Bilinçli bir biçimde yararlanıldığında, hastaneler önemli araştırma kaynaklarıdır. Hastanelerin bu özelliği hem hastane yönetimi hem de akademisyenlere avantaj sağlar. Bir yandan hastaneler cevap aradıkları sorularına güvenilir yanıtlar alırken, diğer yandan akademisyenler, akademik çalışmaları için, sanal problemler üretme yerine, gerçek problemlerle yola çıkarlar. Daha da önemlisi, araştırma konuları uygulama alanlarından kaynaklandığından, alınan sonuçların uygulanılabilirliği artar.

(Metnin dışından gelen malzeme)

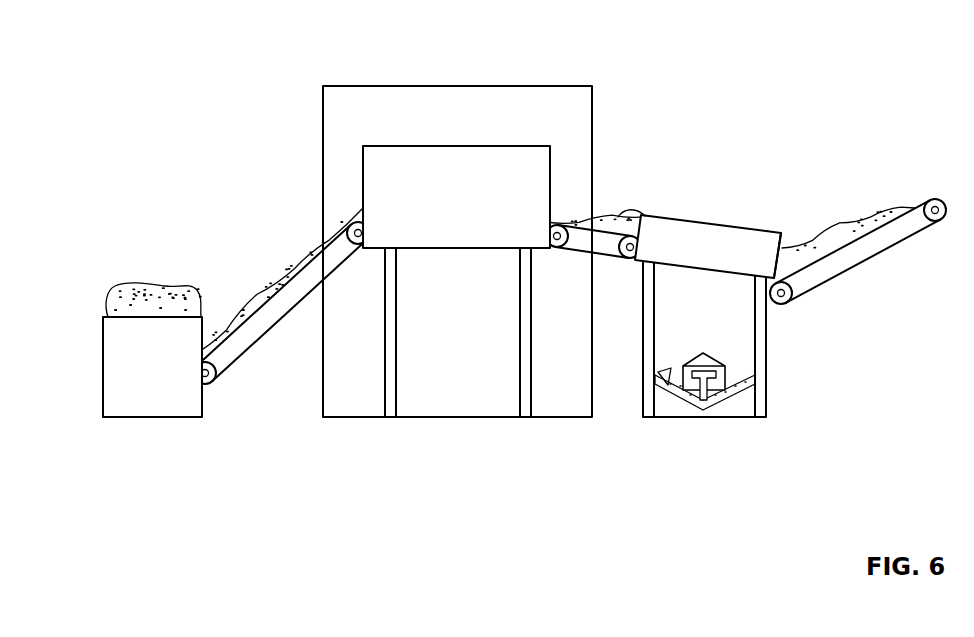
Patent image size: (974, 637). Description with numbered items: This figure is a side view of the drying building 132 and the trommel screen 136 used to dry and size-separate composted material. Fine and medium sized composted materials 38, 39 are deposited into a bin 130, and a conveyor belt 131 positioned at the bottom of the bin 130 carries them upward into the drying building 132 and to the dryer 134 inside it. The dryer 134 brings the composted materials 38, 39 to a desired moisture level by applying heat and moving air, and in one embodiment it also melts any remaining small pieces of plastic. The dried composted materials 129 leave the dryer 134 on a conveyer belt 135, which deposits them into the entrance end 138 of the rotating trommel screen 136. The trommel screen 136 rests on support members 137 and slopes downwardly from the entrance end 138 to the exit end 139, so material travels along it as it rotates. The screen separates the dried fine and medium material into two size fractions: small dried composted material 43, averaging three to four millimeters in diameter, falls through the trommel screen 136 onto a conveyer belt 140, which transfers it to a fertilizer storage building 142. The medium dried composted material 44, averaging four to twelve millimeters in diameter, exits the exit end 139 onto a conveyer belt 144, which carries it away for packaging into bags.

The fine composted material 38 is at (155, 278).
The medium composted material 39 is at (132, 278).
The small dried composted material 43 is at (668, 387).
The medium dried composted material 44 is at (848, 220).
The dried composted materials 129 is at (605, 220).
The bin 130 is at (138, 418).
The conveyor belt 131 is at (233, 363).
The drying building 132 is at (503, 86).
The dryer 134 is at (438, 146).
The conveyer belt 135 is at (605, 257).
The trommel screen 136 is at (715, 223).
The support members 137 is at (767, 335).
The entrance end 138 is at (632, 217).
The exit end 139 is at (795, 237).
The conveyer belt 140 is at (708, 400).
The fertilizer storage building 142 is at (722, 357).
The conveyer belt 144 is at (858, 258).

Ancak, araştırmalardan söylenilenler doğrultusunda yararlanılabilmesi için bazı kurallara uyulması gerekir. Bunların en başında, hastane okul arası güvene dayalı işbirliği gelir. Ayrıca, tarafların sorumluluklarının netleştirilmesi de önemlidir. Araştırmanın ne amaçla yapılacağı, kimleri kapsayacağı, ne zaman başlayacağı ve biteceği gibi bilgileri kapsayan araştırma planının, hastane yönetimine sunulması, yönetimin bu konuda önerileri ve koşulları varsa, bunların yerine getirilmesi hem hastalar hem de yönetim açısından etik kurallara uyulması, sonuçtan yönetimin haberdar edilmesi araştırma yapan kimsenin sorumluluklarındandır. Hasta güvenliği, hasta hakları ve hastane prestijini korumakla yükümlü olan hastane yöneticisi ise bu unsurlara zarar gelmemesi için gereken önlemleri alma sorumluluğunu taşımaktadır.

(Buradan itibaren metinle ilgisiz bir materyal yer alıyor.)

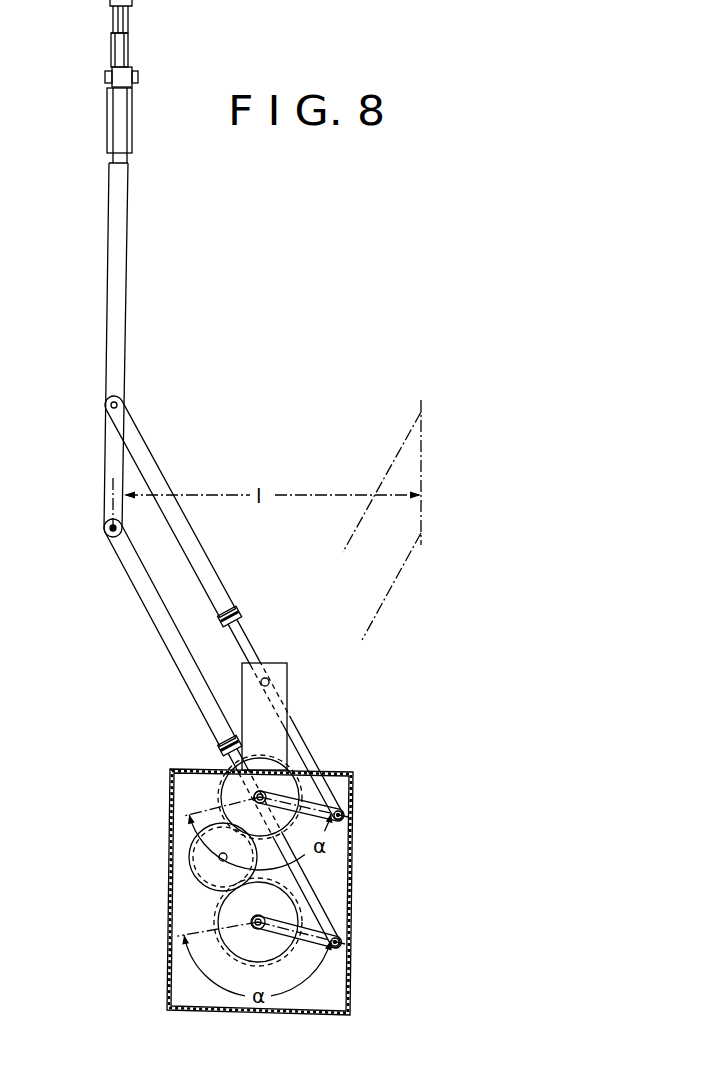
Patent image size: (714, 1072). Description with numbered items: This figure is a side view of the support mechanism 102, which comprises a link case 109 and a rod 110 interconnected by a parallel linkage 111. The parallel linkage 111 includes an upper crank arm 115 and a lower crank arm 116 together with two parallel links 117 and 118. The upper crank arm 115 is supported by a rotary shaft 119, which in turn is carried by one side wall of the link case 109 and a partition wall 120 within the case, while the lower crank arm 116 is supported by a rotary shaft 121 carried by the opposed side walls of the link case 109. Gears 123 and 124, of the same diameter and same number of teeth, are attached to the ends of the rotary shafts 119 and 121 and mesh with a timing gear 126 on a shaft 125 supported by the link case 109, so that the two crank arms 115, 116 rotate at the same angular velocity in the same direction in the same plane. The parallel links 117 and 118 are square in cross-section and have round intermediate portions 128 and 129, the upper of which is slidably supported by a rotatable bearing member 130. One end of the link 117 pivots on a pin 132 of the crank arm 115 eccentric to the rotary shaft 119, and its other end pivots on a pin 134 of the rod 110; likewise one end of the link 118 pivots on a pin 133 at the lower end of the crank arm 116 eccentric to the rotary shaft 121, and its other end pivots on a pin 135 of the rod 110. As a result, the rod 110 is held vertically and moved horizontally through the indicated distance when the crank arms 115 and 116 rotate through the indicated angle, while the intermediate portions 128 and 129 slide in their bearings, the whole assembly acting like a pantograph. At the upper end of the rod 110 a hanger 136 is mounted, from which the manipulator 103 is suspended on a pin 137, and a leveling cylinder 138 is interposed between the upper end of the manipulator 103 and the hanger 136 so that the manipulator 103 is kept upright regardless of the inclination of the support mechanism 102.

Araştırmalar; bilim adamının denetiminde, nihai doğruyu arama ilkesi üzerine kurulur. Bilim adamı, uzun süren zorlu çalışmaları sonucunda ulaştığı, doğruluğunu test ettiği ve doğruluğundan emin olduğu bilgileri, bilimsel yayın organları aracılığı ile meslektaşlarına yayma çabasındadır.
Böylece, bilimsel çalışmalar, öncelikle bilime katkı sağlarken, çalışmayı yapanlara; çalışmanın niteliği, değerliliği ve yapıldığı alan için önemliliği ölçüsünde değer kazandırır ve onların akademik basamaklarda yükselmelerini sağlar.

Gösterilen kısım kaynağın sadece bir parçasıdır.